According to experts, Russia is now cementing its military influence in Belarus. The Belarusian political scientist Alexander Klaskowski said that Russia is taking Belarus hostage with its "nuclear blackmail". For the country there is a growing danger of becoming the target of a nuclear retaliation if Russia ignites nuclear missiles from there. Lukashenko, on the other hand, had always said that he was primarily concerned with deterring the NATO countries.

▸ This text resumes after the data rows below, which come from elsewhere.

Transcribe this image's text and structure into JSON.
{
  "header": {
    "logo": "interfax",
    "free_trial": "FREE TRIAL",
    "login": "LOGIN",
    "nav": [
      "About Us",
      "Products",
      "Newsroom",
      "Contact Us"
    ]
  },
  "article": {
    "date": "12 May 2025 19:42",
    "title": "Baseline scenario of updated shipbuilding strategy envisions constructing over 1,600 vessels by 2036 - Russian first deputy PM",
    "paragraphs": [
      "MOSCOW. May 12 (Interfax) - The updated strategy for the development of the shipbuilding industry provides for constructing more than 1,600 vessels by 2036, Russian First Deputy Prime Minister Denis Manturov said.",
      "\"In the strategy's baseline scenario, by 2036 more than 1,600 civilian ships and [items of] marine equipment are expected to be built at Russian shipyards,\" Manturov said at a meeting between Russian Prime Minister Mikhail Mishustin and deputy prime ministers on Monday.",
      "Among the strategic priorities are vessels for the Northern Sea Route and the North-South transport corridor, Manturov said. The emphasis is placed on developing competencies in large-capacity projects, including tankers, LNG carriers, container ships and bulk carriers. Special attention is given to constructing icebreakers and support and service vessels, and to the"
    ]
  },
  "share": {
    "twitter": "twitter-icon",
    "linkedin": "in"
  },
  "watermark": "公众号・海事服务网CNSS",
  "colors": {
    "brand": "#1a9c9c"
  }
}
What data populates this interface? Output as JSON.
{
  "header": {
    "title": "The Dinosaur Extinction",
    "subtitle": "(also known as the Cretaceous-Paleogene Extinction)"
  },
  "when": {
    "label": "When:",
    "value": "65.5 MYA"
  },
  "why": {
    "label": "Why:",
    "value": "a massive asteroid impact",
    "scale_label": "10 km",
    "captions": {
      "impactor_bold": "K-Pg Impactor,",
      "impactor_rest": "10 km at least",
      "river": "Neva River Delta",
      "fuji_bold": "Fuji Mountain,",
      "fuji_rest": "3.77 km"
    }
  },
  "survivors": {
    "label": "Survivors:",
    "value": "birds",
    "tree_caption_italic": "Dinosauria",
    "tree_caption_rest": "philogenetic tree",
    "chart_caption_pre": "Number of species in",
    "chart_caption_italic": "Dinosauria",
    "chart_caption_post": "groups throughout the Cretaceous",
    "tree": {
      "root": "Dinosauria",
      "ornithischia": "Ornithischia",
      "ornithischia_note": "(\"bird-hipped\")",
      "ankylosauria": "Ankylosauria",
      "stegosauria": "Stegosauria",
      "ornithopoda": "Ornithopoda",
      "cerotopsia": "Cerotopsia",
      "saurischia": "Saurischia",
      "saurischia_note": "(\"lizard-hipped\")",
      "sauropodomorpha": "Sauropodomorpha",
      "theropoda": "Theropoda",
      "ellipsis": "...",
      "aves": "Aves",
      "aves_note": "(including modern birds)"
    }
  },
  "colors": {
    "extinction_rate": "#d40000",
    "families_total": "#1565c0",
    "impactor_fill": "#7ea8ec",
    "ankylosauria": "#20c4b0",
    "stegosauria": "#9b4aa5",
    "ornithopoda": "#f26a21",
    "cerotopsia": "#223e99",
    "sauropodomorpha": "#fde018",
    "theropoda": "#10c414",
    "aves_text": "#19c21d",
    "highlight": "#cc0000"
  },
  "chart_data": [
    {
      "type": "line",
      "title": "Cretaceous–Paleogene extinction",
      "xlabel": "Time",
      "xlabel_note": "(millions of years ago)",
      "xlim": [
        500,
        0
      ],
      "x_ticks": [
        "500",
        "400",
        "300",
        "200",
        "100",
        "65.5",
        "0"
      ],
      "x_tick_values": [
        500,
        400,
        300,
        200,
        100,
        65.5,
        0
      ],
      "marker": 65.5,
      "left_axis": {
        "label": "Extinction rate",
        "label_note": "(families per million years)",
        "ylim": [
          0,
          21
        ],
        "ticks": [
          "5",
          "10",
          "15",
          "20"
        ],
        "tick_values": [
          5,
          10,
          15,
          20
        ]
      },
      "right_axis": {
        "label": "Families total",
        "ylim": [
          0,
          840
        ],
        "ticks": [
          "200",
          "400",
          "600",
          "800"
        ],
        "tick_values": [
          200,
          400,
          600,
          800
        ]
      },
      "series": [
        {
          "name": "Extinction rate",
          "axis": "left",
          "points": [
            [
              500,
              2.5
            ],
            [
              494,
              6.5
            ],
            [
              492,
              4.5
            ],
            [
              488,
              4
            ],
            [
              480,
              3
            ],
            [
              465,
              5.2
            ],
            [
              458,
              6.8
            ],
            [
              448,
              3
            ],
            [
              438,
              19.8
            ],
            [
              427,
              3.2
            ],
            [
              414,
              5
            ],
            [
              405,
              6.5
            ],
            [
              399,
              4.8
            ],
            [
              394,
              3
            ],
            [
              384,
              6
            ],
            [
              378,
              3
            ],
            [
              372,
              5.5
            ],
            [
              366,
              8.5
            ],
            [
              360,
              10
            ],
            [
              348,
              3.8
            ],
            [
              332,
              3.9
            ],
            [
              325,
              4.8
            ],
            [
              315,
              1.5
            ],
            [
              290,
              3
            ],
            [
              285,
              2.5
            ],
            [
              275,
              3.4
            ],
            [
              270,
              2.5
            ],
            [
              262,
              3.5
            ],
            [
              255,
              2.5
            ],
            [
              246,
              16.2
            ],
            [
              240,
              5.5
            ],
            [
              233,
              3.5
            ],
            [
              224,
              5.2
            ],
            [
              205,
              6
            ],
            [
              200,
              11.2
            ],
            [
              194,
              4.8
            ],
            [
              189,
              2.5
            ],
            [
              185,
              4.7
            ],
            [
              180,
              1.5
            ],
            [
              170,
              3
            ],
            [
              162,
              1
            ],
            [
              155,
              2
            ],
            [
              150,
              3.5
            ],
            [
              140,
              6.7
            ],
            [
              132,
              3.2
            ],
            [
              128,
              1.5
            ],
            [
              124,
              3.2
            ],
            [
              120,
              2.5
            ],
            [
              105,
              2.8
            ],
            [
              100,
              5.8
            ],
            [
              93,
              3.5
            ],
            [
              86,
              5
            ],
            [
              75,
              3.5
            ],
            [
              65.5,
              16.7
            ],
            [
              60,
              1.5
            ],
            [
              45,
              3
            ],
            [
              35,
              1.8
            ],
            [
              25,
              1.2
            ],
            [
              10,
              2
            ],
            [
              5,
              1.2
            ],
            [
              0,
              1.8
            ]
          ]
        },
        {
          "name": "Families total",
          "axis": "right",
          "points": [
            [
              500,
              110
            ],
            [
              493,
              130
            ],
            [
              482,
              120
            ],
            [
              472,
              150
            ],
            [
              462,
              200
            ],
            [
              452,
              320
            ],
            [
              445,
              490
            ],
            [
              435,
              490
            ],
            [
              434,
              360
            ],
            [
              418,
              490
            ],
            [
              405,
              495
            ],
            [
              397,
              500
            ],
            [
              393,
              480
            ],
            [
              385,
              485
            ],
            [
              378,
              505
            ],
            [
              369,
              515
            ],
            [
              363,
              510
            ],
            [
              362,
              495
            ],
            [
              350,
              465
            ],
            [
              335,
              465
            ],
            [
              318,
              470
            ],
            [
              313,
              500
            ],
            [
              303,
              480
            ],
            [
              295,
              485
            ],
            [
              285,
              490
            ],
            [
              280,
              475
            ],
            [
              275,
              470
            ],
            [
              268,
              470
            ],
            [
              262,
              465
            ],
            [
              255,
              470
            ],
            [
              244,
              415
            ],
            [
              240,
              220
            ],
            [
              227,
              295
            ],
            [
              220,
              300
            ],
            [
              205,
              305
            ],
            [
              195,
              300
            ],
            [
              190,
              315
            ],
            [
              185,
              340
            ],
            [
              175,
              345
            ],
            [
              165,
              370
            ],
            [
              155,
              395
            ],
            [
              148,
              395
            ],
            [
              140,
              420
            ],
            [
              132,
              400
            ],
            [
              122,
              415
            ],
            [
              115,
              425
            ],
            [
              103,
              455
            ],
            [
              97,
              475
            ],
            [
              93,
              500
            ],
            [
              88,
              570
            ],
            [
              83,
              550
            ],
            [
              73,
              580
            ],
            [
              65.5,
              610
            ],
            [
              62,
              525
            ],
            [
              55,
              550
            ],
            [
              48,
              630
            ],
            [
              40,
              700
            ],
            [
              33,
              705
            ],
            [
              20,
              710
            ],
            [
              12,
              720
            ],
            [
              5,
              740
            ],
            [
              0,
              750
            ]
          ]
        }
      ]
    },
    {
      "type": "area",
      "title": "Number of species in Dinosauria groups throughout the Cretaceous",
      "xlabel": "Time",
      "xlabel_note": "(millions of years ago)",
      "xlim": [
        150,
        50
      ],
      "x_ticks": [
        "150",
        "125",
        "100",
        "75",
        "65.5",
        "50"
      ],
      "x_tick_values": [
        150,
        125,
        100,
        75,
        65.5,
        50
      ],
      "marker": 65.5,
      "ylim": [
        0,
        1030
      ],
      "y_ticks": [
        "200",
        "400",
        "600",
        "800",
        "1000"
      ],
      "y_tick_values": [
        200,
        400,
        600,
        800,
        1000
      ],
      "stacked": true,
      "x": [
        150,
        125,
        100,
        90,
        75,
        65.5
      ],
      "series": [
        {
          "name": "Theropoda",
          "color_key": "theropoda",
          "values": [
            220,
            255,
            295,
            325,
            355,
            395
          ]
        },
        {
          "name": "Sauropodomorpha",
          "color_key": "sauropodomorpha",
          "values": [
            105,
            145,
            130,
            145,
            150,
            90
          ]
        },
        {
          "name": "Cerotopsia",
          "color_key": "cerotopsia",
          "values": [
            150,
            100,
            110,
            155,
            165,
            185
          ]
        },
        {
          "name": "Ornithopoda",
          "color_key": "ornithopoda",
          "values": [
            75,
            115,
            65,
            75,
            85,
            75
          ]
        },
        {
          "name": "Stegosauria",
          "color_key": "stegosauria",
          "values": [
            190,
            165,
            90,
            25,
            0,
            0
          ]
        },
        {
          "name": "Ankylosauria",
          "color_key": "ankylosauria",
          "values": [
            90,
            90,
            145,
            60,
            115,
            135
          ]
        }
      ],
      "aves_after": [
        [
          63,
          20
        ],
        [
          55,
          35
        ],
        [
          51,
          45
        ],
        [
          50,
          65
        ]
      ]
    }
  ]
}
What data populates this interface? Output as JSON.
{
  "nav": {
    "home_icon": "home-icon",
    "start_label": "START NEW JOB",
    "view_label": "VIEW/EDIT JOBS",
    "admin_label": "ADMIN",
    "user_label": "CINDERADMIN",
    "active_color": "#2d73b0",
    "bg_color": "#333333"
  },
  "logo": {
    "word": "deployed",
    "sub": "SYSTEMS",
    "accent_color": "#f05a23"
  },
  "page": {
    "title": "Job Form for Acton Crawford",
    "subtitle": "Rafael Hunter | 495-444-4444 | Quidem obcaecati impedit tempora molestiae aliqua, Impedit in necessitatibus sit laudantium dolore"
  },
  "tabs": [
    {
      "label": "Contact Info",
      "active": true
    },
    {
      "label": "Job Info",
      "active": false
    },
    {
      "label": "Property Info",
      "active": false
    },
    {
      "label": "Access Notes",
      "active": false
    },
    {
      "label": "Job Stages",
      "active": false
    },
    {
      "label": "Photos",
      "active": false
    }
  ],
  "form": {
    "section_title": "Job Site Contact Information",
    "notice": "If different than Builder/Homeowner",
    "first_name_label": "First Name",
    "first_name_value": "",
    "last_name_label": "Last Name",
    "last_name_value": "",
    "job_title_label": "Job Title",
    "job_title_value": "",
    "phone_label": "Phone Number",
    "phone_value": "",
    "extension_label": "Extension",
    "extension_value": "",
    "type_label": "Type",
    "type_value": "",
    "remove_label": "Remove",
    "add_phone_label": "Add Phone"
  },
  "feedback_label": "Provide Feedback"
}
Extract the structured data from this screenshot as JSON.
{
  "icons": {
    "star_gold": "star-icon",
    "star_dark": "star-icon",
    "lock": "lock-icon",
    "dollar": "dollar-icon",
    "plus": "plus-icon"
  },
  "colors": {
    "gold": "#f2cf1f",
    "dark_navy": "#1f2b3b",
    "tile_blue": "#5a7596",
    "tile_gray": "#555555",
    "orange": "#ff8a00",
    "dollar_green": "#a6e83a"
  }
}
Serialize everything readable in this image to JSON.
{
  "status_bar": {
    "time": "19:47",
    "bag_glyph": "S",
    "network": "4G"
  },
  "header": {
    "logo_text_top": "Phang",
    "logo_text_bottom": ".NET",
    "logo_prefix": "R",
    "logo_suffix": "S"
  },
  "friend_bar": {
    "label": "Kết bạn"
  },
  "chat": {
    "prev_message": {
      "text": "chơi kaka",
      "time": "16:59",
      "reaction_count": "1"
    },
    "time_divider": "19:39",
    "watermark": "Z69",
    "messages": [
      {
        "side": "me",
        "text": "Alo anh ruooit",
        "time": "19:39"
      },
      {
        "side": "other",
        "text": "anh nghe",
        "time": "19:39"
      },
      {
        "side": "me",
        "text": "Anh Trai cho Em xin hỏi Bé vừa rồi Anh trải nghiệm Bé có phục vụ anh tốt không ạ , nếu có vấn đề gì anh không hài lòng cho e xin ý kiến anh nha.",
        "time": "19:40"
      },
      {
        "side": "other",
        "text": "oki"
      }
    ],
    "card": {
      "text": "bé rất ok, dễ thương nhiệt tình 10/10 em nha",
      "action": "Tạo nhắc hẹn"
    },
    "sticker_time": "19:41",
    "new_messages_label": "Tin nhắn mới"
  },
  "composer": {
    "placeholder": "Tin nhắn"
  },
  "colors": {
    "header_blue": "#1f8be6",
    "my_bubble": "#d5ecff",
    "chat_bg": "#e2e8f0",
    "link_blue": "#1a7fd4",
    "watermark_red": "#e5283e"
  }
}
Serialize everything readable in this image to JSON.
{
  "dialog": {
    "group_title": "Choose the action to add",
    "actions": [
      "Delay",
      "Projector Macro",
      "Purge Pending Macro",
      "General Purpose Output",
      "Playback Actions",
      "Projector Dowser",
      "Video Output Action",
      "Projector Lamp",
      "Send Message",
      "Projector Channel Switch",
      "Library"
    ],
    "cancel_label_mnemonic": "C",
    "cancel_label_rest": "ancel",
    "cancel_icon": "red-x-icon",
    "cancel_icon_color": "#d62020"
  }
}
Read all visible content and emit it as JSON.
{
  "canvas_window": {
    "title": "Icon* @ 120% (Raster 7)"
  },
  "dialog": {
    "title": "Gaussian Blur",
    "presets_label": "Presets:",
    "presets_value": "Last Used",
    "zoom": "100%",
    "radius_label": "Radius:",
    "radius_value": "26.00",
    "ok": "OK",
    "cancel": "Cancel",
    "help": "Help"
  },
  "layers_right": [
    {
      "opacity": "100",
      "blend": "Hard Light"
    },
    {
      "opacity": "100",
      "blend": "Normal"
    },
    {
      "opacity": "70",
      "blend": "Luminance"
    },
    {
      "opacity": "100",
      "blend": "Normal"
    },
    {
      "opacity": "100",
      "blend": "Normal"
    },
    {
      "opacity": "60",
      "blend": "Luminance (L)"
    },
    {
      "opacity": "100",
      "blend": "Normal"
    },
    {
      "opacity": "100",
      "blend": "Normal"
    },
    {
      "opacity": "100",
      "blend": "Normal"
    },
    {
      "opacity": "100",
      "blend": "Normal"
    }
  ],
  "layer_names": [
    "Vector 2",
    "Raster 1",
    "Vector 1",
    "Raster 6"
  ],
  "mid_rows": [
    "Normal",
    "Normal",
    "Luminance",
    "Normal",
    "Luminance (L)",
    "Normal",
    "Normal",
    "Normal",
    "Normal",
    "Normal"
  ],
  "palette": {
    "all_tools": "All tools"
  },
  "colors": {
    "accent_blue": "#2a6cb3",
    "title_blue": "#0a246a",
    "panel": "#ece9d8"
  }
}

Many nuclear weapons are stored in the EU

The United States has long stationed nuclear bombs in several European countries as part of its nuclear deterrent. There is no official information on this, but US nuclear weapons are said to continue to be stored in the Netherlands, Belgium, Italy and Germany, and also at the US Air Force base Incirlik in the Asian part of Turkey. According to expert estimates, there should still be around 100 in total.

The bombs are 3.58 meters long, look like small rockets and have an explosive force of up to 50 kilotons - about 13 times that of the first US atomic bomb, which almost completely destroyed the Japanese city of Hiroshima in 1945. Two other NATO countries, Great Britain and France, have their own nuclear weapons.

Up to 20 US nuclear bombs are said to be stationed at the Bundeswehr air base in Büchel in the Rhineland-Palatinate Eifel, which are to be used with Bundeswehr fighter jets in an emergency. In the years before the Ukraine war, top politicians from the governing parties SPD, Greens and FDP had campaigned for the withdrawal of weapons. However, this discussion has died down with the Russian invasion of Ukraine and Putin's nuclear threats.

As a reaction to the stationing of the Russian bombs in Belarus, the call from the eastern NATO partners for nuclear weapons could become louder. The Polish President Andrzej Duda already expressed his fundamental interest in October last year. "There is always the potential to participate in NATO's nuclear sharing process. We have spoken to American leaders about whether the United States is considering such a possibility. The issue is open," Duda told Polish magazine Gazeta at the time Poland".

Belarus borders on the NATO states of Poland, Latvia and Lithuania. No nuclear weapons have been stationed in any of these states, nor in the other NATO states Estonia and Norway that border Russia.